Segundo o Tribunal Superior Eleitoral, as mulheres representam a maioria dos eleitores no país. Em Mato Grosso do Sul, elas correspondem a cerca de 52 % do total. Apesar disso, a ocupação de cargos políticos permanece aquém dessa proporção. Atualmente, o Estado registra sete prefeitas, três deputadas estaduais, uma deputada federal e duas senadoras, números que indicam sub-representação em todas as esferas.
A legislação brasileira estabelece que cada partido deve reservar no mínimo 30 % das candidaturas para mulheres e destinar parte do fundo eleitoral às campanhas femininas. Mesmo assim, a vereadora Evalda Reis observa que a falta de recursos e de espaço interno nas siglas limita o fortalecimento dessas candidaturas. Para ela, é preciso ampliar investimentos e oportunidades para que mais mulheres consigam competir em condições de igualdade.
Sirlene dos Santos, também vereadora em Três Lagoas, compartilha avaliação semelhante. Ela afirma que as três parlamentares trabalham de forma comprometida, mas reconhece que uma presença maior de mulheres poderia diversificar a agenda legislativa e enriquecer o debate sobre políticas públicas. Ambas defendem medidas permanentes de apoio, incluindo formação política, acesso a financiamento e redes de apoio durante as campanhas.

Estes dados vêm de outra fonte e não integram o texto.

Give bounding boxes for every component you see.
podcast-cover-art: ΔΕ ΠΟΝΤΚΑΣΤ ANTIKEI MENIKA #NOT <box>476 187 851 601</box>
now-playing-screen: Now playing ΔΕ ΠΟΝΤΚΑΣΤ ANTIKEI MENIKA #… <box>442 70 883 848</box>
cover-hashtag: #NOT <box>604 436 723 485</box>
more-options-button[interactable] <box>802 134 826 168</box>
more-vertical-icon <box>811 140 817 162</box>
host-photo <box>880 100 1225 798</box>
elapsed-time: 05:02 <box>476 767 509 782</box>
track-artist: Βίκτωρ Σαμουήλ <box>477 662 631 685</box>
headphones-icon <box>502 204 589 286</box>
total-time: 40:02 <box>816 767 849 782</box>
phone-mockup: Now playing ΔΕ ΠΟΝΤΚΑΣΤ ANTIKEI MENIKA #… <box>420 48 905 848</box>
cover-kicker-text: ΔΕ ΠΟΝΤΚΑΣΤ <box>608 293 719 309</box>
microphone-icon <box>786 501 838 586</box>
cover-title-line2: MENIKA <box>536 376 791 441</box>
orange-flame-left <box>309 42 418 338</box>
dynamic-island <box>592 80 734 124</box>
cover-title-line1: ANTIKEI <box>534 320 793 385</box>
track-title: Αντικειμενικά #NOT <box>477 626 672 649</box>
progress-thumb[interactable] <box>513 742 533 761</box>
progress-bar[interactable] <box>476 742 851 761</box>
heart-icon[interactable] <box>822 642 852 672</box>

Estudos conduzidos pela Universidade Federal de Mato Grosso do Sul apontam fatores estruturais como barreiras adicionais à presença feminina na política. As pesquisadoras destacam que a divisão desigual do trabalho doméstico e de cuidados restringe o tempo disponível para atividades públicas. Dados do Instituto Brasileiro de Geografia e Estatística revelam que as mulheres dedicam, em média, entre oito e dez horas semanais a mais do que os homens a tarefas não remuneradas dentro de casa.
A geógrafa urbana e pesquisadora de gênero Patrícia Helena Milani, da UFMS, ressalta que essa sobrecarga doméstica impacta diretamente a capacidade de assumir funções de liderança. Segundo a especialista, apenas 30 % dos cargos de direção no país são ocupados por mulheres, proporção que se repete em instâncias partidárias e em espaços decisórios do setor público.
Organizações internacionais recomendam a participação mínima de 30 % de mulheres em parlamentos para que haja influência efetiva nas deliberações. Três Lagoas, com 27 % de representação feminina na Câmara, ainda não atinge esse patamar. Em nível federal, a Câmara dos Deputados apresenta percentual semelhante, enquanto o Senado registra pouco mais de 15 % de senadoras.
A pressão por maior representatividade se estende a outros poderes. Embora o Judiciário e o Executivo apresentem avanços pontuais, os números mostram predominância masculina nos postos de maior visibilidade. Para especialistas, políticas afirmativas permanecem essenciais, mas precisam ser acompanhadas de estruturas de apoio que considerem as especificidades de gênero, como horários flexíveis, creches e campanhas de conscientização sobre divisão de tarefas domésticas.
Em Três Lagoas, movimentos da sociedade civil organizam debates e oficinas de formação político-partidária para incentivar novas candidaturas femininas nas eleições municipais de 2024. As iniciativas buscam aumentar o número de mulheres filiadas, capacitadas para elaborar propostas e preparadas para enfrentar disputas internas dentro dos partidos.
Enquanto isso, parlamentares locais destacam que a presença feminina produz efeitos diretos na formulação de políticas públicas voltadas para saúde, educação e assistência social. Elas argumentam que um Legislativo mais equilibrado em termos de gênero reflete com mais precisão as demandas da população e contribui para a construção de leis que considerem diferentes perspectivas.
Os números atuais indicam que, mesmo com legislações específicas e maior visibilidade da pauta de gênero, a participação das mulheres na política avança em ritmo moderado. O quadro observado em Três Lagoas e em Mato Grosso do Sul reforça a necessidade de ações combinadas entre partidos, instituições acadêmicas e sociedade civil para reduzir disparidades históricas e ampliar a representatividade feminina nos espaços de decisão pública.